When the medics first arrived on the scene, they had no idea what had happened to Terrence, nor did Terrence or his wife.  Somehow.  They were throwing around the idea that he had been attacked by an intruder.  Why they would believe that an intruder would break in, not steal anything, and then gnaw off his toes, I have no idea.  I wish I could have heard the conversation, but in my mind it went something like this:

Wife: Where are his toes?
Medic 1: Oh em gee your right! {yes, in my mind he misused "your"}  Where are his toes?
Medic 2: Maybe someone broke in and cut them off?
Medic 1: If they did, they used an old dull butter knife.
Wife: But they didn't steal anything!
Medic 2: Oh wait, there are his toes.

That was the point in the conversation when the dog bounded into the room and vomited up the toes onto the floor.  Lest you think my creativity is getting the better of me, unlike the fabricated conversation above, I am not making this part up: the dog actually truly and veritably vomited Terrence's toes.
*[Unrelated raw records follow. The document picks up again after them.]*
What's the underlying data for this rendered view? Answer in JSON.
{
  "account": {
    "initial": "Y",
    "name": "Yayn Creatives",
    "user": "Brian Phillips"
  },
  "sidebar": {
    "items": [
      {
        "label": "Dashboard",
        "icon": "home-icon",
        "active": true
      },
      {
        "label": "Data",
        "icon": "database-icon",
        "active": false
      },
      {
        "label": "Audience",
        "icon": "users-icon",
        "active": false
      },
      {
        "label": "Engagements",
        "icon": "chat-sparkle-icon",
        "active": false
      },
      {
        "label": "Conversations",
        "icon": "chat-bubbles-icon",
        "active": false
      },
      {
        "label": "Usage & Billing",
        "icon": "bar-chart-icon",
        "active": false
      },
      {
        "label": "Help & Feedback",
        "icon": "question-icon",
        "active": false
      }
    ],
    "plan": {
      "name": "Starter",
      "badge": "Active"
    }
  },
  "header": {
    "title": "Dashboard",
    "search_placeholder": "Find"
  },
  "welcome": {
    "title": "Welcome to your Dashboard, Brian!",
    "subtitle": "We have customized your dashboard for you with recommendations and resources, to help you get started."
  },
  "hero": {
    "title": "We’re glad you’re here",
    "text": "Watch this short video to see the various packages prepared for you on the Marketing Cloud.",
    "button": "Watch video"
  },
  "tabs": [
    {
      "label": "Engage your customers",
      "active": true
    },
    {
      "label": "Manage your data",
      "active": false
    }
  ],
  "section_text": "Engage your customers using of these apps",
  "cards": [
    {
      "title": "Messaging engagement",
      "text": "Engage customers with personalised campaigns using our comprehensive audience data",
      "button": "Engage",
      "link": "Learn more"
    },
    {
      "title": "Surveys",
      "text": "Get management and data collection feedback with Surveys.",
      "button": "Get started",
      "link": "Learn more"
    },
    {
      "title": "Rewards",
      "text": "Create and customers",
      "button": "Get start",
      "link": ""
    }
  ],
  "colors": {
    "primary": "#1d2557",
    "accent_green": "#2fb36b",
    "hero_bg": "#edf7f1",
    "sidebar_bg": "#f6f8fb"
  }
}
The same dog that had eaten his toe a few weeks before . . . spent the night eating the rest of them.  And then vomited them onto the floor.

I can only imagine the stunned silence in the room.

I called the same podiatrist back, and he once again tried to piece what was left of Terrence's foot back together.  All the king's horses and all the king's men, you know.  

I'm sure the burning question in everyone's mind is: How quickly did they kill the cursed man-eating dog and get rid of its body?  Well, as of the last time I spoke to Terrence's wife, the dog was still alive and well and living at Terrence's house.  And eagerly awaiting his return, no doubt.  I mean, the poor dog must be hungry.  Am I right?  Hello?  Is this on?

So that leaves me with one final lingering question: What the hell do people say about "Fool me thrice"?